Dr. Sara Cody, health director in Northern California’s Santa Clara County, said the deaths were missed because of a scarcity of testing and the federal government’s limited guidance on who should be tested.
The infections in the two patients were confirmed by way of autopsy tissue samples that were sent to the Centers for Disease Control and Prevention for analysis. The county coroner’s office received the results Tuesday, officials said.
“If we had had widespread testing earlier and we were able to document the level of transmission in the county, if we had understood then people were already dying, yes, we probably would have acted earlier than we did, which would have meant more time at home,” Cody said.
In the wake of the disclosure, Gov. Gavin Newsom said he has directed coroners throughout the state to take another look at deaths as far back as December to help establish more clearly when the epidemic took hold in California.
He declined to say whether the two newly recognized deaths would have changed his decisions about when to order a shutdown. He imposed a statewide one in late March.
Officials said the two Santa Clara County patients died at home — a 57-year-old woman Feb. 6 and a 69-year-old man Feb. 17 — and that neither had traveled out of the country to a coronavirus outbreak area. The epidemic emerged in the Chinese city of Wuhan in late December.
The first known death from the virus in the U.S. was reported Feb. 29 in Kirkland, Washington, a Seattle suburb. Officials later attributed two Feb. 26 deaths to the virus.

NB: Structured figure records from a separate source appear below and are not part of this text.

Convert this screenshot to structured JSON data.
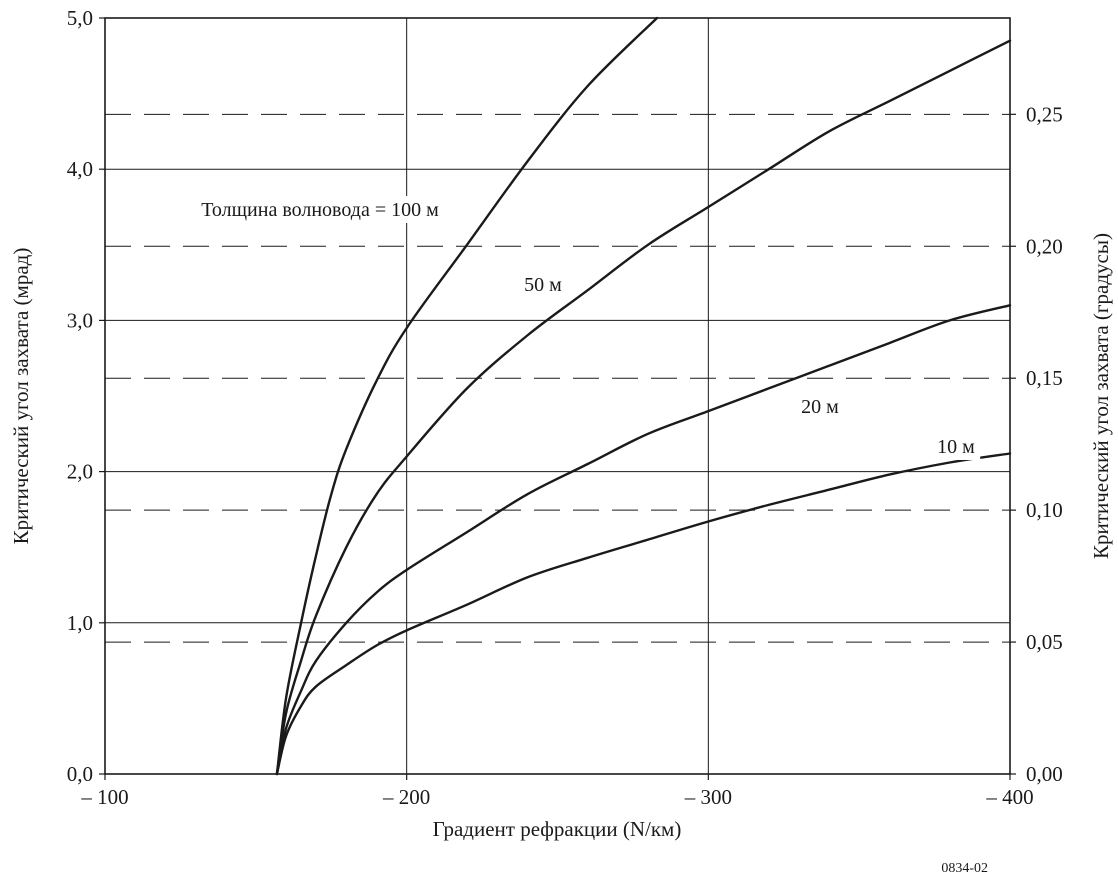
{
  "chart_data": {
    "type": "line",
    "title": "",
    "xlabel": "Градиент рефракции (N/км)",
    "ylabel": "Критический угол захвата (мрад)",
    "y2label": "Критический угол захвата (градусы)",
    "xlim": [
      -100,
      -400
    ],
    "ylim": [
      0,
      5
    ],
    "y2lim": [
      0,
      0.2865
    ],
    "x_ticks": [
      -100,
      -200,
      -300,
      -400
    ],
    "x_tick_labels": [
      "– 100",
      "– 200",
      "– 300",
      "– 400"
    ],
    "y_ticks": [
      0,
      1,
      2,
      3,
      4,
      5
    ],
    "y_tick_labels": [
      "0,0",
      "1,0",
      "2,0",
      "3,0",
      "4,0",
      "5,0"
    ],
    "y2_ticks": [
      0,
      0.05,
      0.1,
      0.15,
      0.2,
      0.25
    ],
    "y2_tick_labels": [
      "0,00",
      "0,05",
      "0,10",
      "0,15",
      "0,20",
      "0,25"
    ],
    "grid": true,
    "y2_grid_style": "dashed",
    "series": [
      {
        "name": "Толщина волновода = 100 м",
        "x": [
          -157,
          -160,
          -165,
          -170,
          -175,
          -180,
          -190,
          -200,
          -220,
          -240,
          -260,
          -283
        ],
        "y": [
          0.0,
          0.5,
          1.0,
          1.45,
          1.85,
          2.15,
          2.6,
          2.95,
          3.5,
          4.05,
          4.55,
          5.0
        ]
      },
      {
        "name": "50 м",
        "x": [
          -157,
          -160,
          -165,
          -170,
          -180,
          -190,
          -200,
          -220,
          -240,
          -260,
          -280,
          -300,
          -320,
          -340,
          -360,
          -380,
          -400
        ],
        "y": [
          0.0,
          0.4,
          0.75,
          1.05,
          1.5,
          1.85,
          2.1,
          2.55,
          2.9,
          3.2,
          3.5,
          3.75,
          4.0,
          4.25,
          4.45,
          4.65,
          4.85
        ]
      },
      {
        "name": "20 м",
        "x": [
          -157,
          -160,
          -165,
          -170,
          -180,
          -190,
          -200,
          -220,
          -240,
          -260,
          -280,
          -300,
          -320,
          -340,
          -360,
          -380,
          -400
        ],
        "y": [
          0.0,
          0.3,
          0.55,
          0.75,
          1.0,
          1.2,
          1.35,
          1.6,
          1.85,
          2.05,
          2.25,
          2.4,
          2.55,
          2.7,
          2.85,
          3.0,
          3.1
        ]
      },
      {
        "name": "10 м",
        "x": [
          -157,
          -160,
          -165,
          -170,
          -180,
          -190,
          -200,
          -220,
          -240,
          -260,
          -280,
          -300,
          -320,
          -340,
          -360,
          -380,
          -400
        ],
        "y": [
          0.0,
          0.25,
          0.45,
          0.58,
          0.72,
          0.85,
          0.95,
          1.12,
          1.3,
          1.43,
          1.55,
          1.67,
          1.78,
          1.88,
          1.98,
          2.06,
          2.12
        ]
      }
    ]
  },
  "figure_id": "0834-02"
}
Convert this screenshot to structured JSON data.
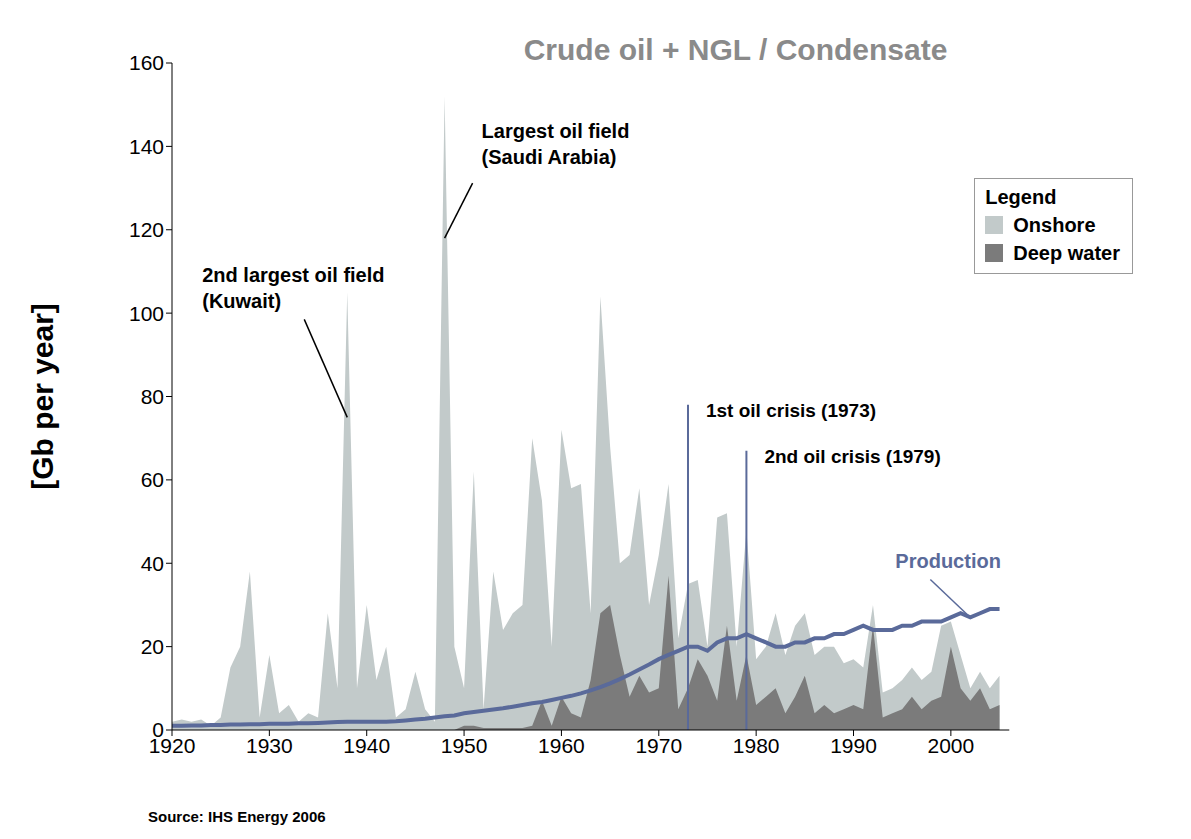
{
  "chart_data": {
    "type": "area",
    "title": "Crude oil + NGL / Condensate",
    "y_label": "[Gb per year]",
    "source": "Source: IHS Energy 2006",
    "legend_title": "Legend",
    "legend": "upper right",
    "x": [
      1920,
      1921,
      1922,
      1923,
      1924,
      1925,
      1926,
      1927,
      1928,
      1929,
      1930,
      1931,
      1932,
      1933,
      1934,
      1935,
      1936,
      1937,
      1938,
      1939,
      1940,
      1941,
      1942,
      1943,
      1944,
      1945,
      1946,
      1947,
      1948,
      1949,
      1950,
      1951,
      1952,
      1953,
      1954,
      1955,
      1956,
      1957,
      1958,
      1959,
      1960,
      1961,
      1962,
      1963,
      1964,
      1965,
      1966,
      1967,
      1968,
      1969,
      1970,
      1971,
      1972,
      1973,
      1974,
      1975,
      1976,
      1977,
      1978,
      1979,
      1980,
      1981,
      1982,
      1983,
      1984,
      1985,
      1986,
      1987,
      1988,
      1989,
      1990,
      1991,
      1992,
      1993,
      1994,
      1995,
      1996,
      1997,
      1998,
      1999,
      2000,
      2001,
      2002,
      2003,
      2004,
      2005
    ],
    "series": [
      {
        "name": "Onshore",
        "type": "area",
        "color": "#c2caca",
        "values": [
          2,
          2.5,
          2,
          2.5,
          1,
          3,
          15,
          20,
          38,
          3,
          18,
          4,
          6,
          2,
          4,
          3,
          28,
          10,
          105,
          10,
          30,
          12,
          20,
          3,
          5,
          14,
          5,
          2,
          152,
          20,
          10,
          62,
          5,
          38,
          24,
          28,
          30,
          70,
          55,
          20,
          72,
          58,
          59,
          28,
          104,
          68,
          40,
          42,
          58,
          30,
          42,
          59,
          22,
          35,
          36,
          20,
          51,
          52,
          20,
          48,
          17,
          20,
          28,
          18,
          25,
          28,
          18,
          20,
          20,
          16,
          17,
          15,
          30,
          9,
          10,
          12,
          15,
          12,
          14,
          25,
          26,
          18,
          10,
          14,
          10,
          13
        ]
      },
      {
        "name": "Deep water",
        "type": "area",
        "color": "#7b7b7b",
        "values": [
          0,
          0,
          0,
          0,
          0,
          0,
          0,
          0,
          0,
          0,
          0,
          0,
          0,
          0,
          0,
          0,
          0,
          0,
          0,
          0,
          0,
          0,
          0,
          0,
          0,
          0,
          0,
          0,
          0,
          0,
          1,
          1,
          0.5,
          0.5,
          0.5,
          0.5,
          0.5,
          1,
          7,
          1,
          8,
          4,
          3,
          12,
          28,
          30,
          18,
          8,
          13,
          9,
          10,
          37,
          5,
          10,
          17,
          13,
          7,
          25,
          7,
          18,
          6,
          8,
          10,
          4,
          8,
          13,
          4,
          6,
          4,
          5,
          6,
          5,
          25,
          3,
          4,
          5,
          8,
          5,
          7,
          8,
          20,
          10,
          7,
          10,
          5,
          6
        ]
      },
      {
        "name": "Production",
        "type": "line",
        "color": "#5a6a9a",
        "values": [
          1,
          1,
          1.1,
          1.1,
          1.2,
          1.2,
          1.3,
          1.3,
          1.4,
          1.4,
          1.5,
          1.5,
          1.5,
          1.6,
          1.6,
          1.7,
          1.8,
          1.9,
          2,
          2,
          2,
          2,
          2,
          2.1,
          2.3,
          2.5,
          2.7,
          3,
          3.3,
          3.5,
          4,
          4.3,
          4.6,
          4.9,
          5.2,
          5.6,
          6,
          6.4,
          6.7,
          7.2,
          7.7,
          8.2,
          8.8,
          9.5,
          10.3,
          11.2,
          12.2,
          13.3,
          14.5,
          15.7,
          17,
          18,
          19,
          20,
          20,
          19,
          21,
          22,
          22,
          23,
          22,
          21,
          20,
          20,
          21,
          21,
          22,
          22,
          23,
          23,
          24,
          25,
          24,
          24,
          24,
          25,
          25,
          26,
          26,
          26,
          27,
          28,
          27,
          28,
          29,
          29
        ]
      }
    ],
    "xlim": [
      1920,
      2006
    ],
    "xticks": [
      1920,
      1930,
      1940,
      1950,
      1960,
      1970,
      1980,
      1990,
      2000
    ],
    "ylim": [
      0,
      160
    ],
    "yticks": [
      0,
      20,
      40,
      60,
      80,
      100,
      120,
      140,
      160
    ],
    "grid": false,
    "annotations": [
      {
        "text": [
          "2nd largest oil field",
          "(Kuwait)"
        ],
        "x": 1938,
        "y": 75
      },
      {
        "text": [
          "Largest oil field",
          "(Saudi Arabia)"
        ],
        "x": 1948,
        "y": 118
      },
      {
        "text": [
          "Production"
        ],
        "x": 2002,
        "y": 27
      }
    ],
    "reference_lines": [
      {
        "label": "1st oil crisis (1973)",
        "x": 1973,
        "y": 78
      },
      {
        "label": "2nd oil crisis (1979)",
        "x": 1979,
        "y": 67
      }
    ]
  }
}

The two newly reported deaths show that the virus was spreading in California well before officials realized it and that outbreaks were underway in at least two parts of the country about the same time.
“It shifts everything weeks earlier, extends geographic involvement (and) further shows how our inability to test let this outbreak loose,” said Dr. Eric Topol, head of the Scripps Research Translational Institute in San Diego, in an email.
Because it can take one or two weeks between the time people get infected and when they get sick enough to die, the Feb. 6 death suggests the virus was circulating in California in late January, if not earlier. Previously, the first infection reported anywhere in the U.S. was in the Seattle area Jan. 21.
On March 17, authorities across the San Francisco
Bay Area, Santa Clara County included, confined nearly 7 million people to their homes for all but essential tasks and exercise in what was at the time the most aggressive measure taken against the outbreak in the U.S.
Three days later, California put all 40 million of its residents under a nearlockdown.
The newly reported deaths “tell us is that we had community transmission probably to a significant degree far earlier than we had known,” Cody said. “And that indicates that the virus was probably introduced and circulating in our community, again, far earlier than we had known.”
Thousands of travelers from China and other affected regions entered the U.S. before travel bans and airport screenings were put in place by the Trump administration in mid- and late January.
County officials said the tissue samples from the two patients were sent to the CDC in mid-March. CDC officials did not immediately respond to questions about why it took a month to come back with the findings.
Cody said the two deaths may have been written off as the flu because “there were significant numbers of influenza cases at the time.”